I'm studying the odd-even algorithm. I've read this lecture note and I don't understand one point in his proof of correctness.
Thus it remains to prove that for all $i$, $E[i] \le D[i+1]$, or in other words, $\textrm{max}(C_o[i+1],C_e[i]) \le \textrm{min}(C_o[i+2],C_e[i+1])$. Equivalently, we need to prove that for all $i$, we have $(i)$ $C_o[i+1] \le C_o[i+2]$, \emph$(ii)$ $C_o[i+1] \le C_e[i+1]$, $(iii)$ $C_e[i] \le C_o[i+2]$, and $(iv)$ $C_e[i] \le C_e[i+1]$. Out of the four, $(i)$, $(ii)$, and $(iv)$ are trivial to prove. Now let's prove $(iii)$.
But I don't think $(ii)$ is trivial. Can you help me to prove that? Thanks
P/S: I have to note that, in the base case, where only 2 values go into merge func. merge func ~ is equivalent to compare function. (i.e: compare ((a),(b)) = (a>b) ? (a,b) : (b,a))
Let $A_o[k]$ and $B_o[l]$ be the greatest values of $A_o$ and $B_o$ such that $A_o[k]\leq C_o[i+1]$ and $B_o[l]\leq C_o[i+1]$ . We have $k+l=i+1$. Moreover, we can suppose WLOG that $A_o[k]=C_o[i+1]$.
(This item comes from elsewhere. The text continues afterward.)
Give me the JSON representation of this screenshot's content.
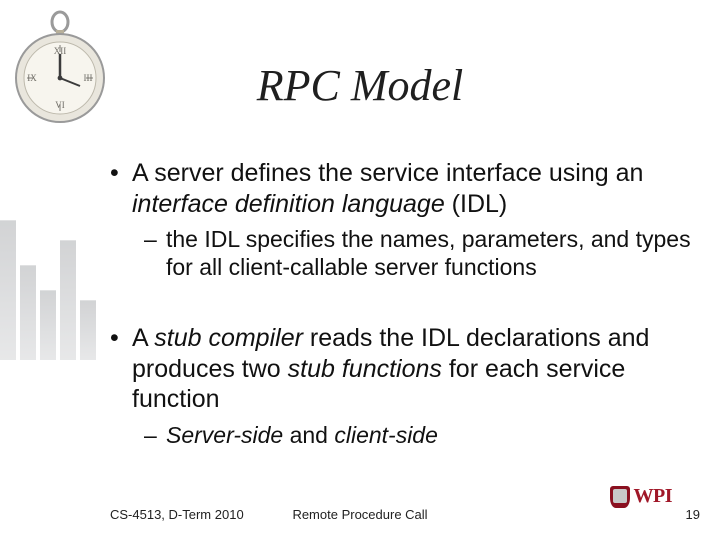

We immediately see that $A_e[j] \leq C_o[i+1]$ for $j< k$ and $B_e[j] \leq C_o[i+1]$ for $j<l$. The only other $C_e$ value that can eventually be lower than $C_o[i+1]$ is $B_e[l]$, all the other $C_e$ values must be greater.
We count at most $(k-1)+(l-1) +1 = i$ values of $C_e$ that can be lower than $C_o[i+1]$, but $C_e[i+1]$ will necessarily be greater.